Thu | Feb 27, 2020

Church leader: Tackling violence needs ‘more than preaching’

Published:Friday | January 17, 2020 | 12:45 AMJudana Murphy/Gleaner Writer
Prime Minister Andrew Holness (left) and Bishop Conrad Pitkin (second left), custos rotulorum of St James and pastor of the Faith Temple Assemblies of God in Montego Bay, pray with Opposition Leader Dr Peter Phillips (second right) and Reverend Stanley Clarke, chairman of the National Leadership Prayer Breakfast Committee, during the National Leadership Prayer Breakfast held yesterday at The Jamaica Pegasus hotel in New Kingston.
Prime Minister Andrew Holness (left) and Bishop Conrad Pitkin (second left), custos rotulorum of St James and pastor of the Faith Temple Assemblies of God in Montego Bay, pray with Opposition Leader Dr Peter Phillips (second right) and Reverend Stanley Clarke, chairman of the National Leadership Prayer Breakfast Committee, during the National Leadership Prayer Breakfast held yesterday at The Jamaica Pegasus hotel in New Kingston.

As the nation struggles to recover from the despair over a recent spate of murders of women by ex-lovers, Chairman of the Jamaica Umbrella Group of Churches Bishop Conrad Pitkin has made a plea for church leaders to take a greater stance on the fight against domestic violence.

Pitkin was speaking at the 40th annual National Leadership Prayer Breakfast, which was held yesterday under the theme “Pursuing the Power of Peace”.

The bishop, who gave the main address, referenced two recent cases of domestic violence, which he said “speaks loudly to the aggression in our society”.

“We have more work to do. It is more than preaching. We need to get out of the four walls of our sanctuary and be more visible and vigilant in our communities – not only be seen – but our influence needs to be felt as a church in this country,” he said.

Pitkin appealed to Jamaicans to commit to a life of peace and to seek to resolve differences through mediation.

‘Take the hard decision’

Bishop of Power of Faith Ministries Delford Davis explained that the Church is a promoter of marriages but noted that domestic violence has been damaging numerous families.

“In as much as our first port of call is reconciliation, we also believe sometimes it reaches a point where persons have to take the hard decision,” Davis said.

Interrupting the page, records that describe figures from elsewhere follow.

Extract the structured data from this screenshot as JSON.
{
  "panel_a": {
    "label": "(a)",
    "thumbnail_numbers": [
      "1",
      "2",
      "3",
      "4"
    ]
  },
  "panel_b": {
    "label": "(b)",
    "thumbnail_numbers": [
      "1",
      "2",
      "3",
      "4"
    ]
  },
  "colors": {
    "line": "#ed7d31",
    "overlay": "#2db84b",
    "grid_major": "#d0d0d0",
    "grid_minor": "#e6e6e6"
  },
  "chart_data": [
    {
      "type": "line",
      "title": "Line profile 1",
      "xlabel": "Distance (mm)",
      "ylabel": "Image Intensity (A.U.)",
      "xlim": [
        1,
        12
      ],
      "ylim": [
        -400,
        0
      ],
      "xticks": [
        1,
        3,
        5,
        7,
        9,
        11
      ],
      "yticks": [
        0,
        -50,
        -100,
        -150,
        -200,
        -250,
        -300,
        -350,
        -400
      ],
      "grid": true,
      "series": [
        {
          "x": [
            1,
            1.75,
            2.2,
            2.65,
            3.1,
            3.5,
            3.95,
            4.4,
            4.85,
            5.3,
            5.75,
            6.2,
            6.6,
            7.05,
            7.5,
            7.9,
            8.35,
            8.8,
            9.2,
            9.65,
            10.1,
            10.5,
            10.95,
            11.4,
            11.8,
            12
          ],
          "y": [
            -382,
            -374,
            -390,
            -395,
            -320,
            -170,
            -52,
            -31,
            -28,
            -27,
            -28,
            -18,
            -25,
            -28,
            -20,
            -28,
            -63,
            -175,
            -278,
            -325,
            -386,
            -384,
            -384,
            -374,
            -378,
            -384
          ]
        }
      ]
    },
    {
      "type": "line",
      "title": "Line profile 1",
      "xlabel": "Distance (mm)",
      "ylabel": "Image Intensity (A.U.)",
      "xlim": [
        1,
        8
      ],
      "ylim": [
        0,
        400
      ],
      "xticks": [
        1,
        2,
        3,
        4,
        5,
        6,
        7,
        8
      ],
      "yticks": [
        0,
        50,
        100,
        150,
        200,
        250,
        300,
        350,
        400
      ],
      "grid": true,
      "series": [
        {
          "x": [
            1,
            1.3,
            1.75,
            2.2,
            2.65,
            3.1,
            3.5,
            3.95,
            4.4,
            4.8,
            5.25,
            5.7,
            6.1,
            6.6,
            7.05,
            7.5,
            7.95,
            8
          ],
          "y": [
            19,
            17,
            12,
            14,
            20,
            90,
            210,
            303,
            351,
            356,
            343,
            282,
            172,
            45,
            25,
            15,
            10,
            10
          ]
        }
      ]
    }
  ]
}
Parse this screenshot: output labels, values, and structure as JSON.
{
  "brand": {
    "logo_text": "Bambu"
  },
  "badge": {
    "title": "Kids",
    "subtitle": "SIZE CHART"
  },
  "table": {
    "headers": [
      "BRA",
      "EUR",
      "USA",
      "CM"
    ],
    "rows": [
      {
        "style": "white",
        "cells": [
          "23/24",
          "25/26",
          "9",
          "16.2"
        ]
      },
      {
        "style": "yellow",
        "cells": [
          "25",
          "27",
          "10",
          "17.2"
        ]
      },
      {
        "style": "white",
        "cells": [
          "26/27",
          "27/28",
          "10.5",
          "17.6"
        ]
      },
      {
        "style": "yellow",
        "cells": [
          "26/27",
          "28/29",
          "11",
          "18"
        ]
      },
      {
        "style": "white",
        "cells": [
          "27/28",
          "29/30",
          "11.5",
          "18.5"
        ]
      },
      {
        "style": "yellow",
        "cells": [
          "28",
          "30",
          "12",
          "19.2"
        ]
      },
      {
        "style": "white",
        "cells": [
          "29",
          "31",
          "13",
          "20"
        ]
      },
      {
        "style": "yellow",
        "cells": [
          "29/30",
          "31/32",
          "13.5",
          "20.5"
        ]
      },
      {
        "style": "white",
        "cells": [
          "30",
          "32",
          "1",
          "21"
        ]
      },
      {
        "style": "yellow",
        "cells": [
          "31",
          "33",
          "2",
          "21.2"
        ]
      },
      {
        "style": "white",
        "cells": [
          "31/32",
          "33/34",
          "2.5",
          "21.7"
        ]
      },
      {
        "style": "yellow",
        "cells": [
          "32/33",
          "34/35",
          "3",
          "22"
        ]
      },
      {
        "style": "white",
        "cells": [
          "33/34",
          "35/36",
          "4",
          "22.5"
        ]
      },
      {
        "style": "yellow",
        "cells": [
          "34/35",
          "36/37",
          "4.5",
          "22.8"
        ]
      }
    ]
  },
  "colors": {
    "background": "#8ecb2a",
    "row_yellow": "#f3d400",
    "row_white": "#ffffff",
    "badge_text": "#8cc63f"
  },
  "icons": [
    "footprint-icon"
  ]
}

Though not an overwhelming number, Davis, who is also a marriage counsellor, said he has dealt with cases of domestic violence.

“I have had to say to couples sometimes, ‘In the best interest of each and both, you better go your separate ways,” the bishop said.

Pastor Stevenson Samuels said the Church was already taking steps to address domestic violence through a partnership with the Victim Support Unit.

“Family Life Ministries has an outreach programme specifically for couples that are not married ... . There are marriage clubs that operate in many churches, and we have workshops and seminars that we offer to married couples to give them ideas on how to resolve conflicts and how to plan for a healthier marriage,” the Escarpment Road New Testament pastor said.

Speaking with The Gleaner after the Prayer Breakfast, Pitkin appealed to couples: “Don’t wait until the situation gets out of hand. At the first sign of conflict or disagreement that can move itself into something more serious, find a counsellor and deal with it.”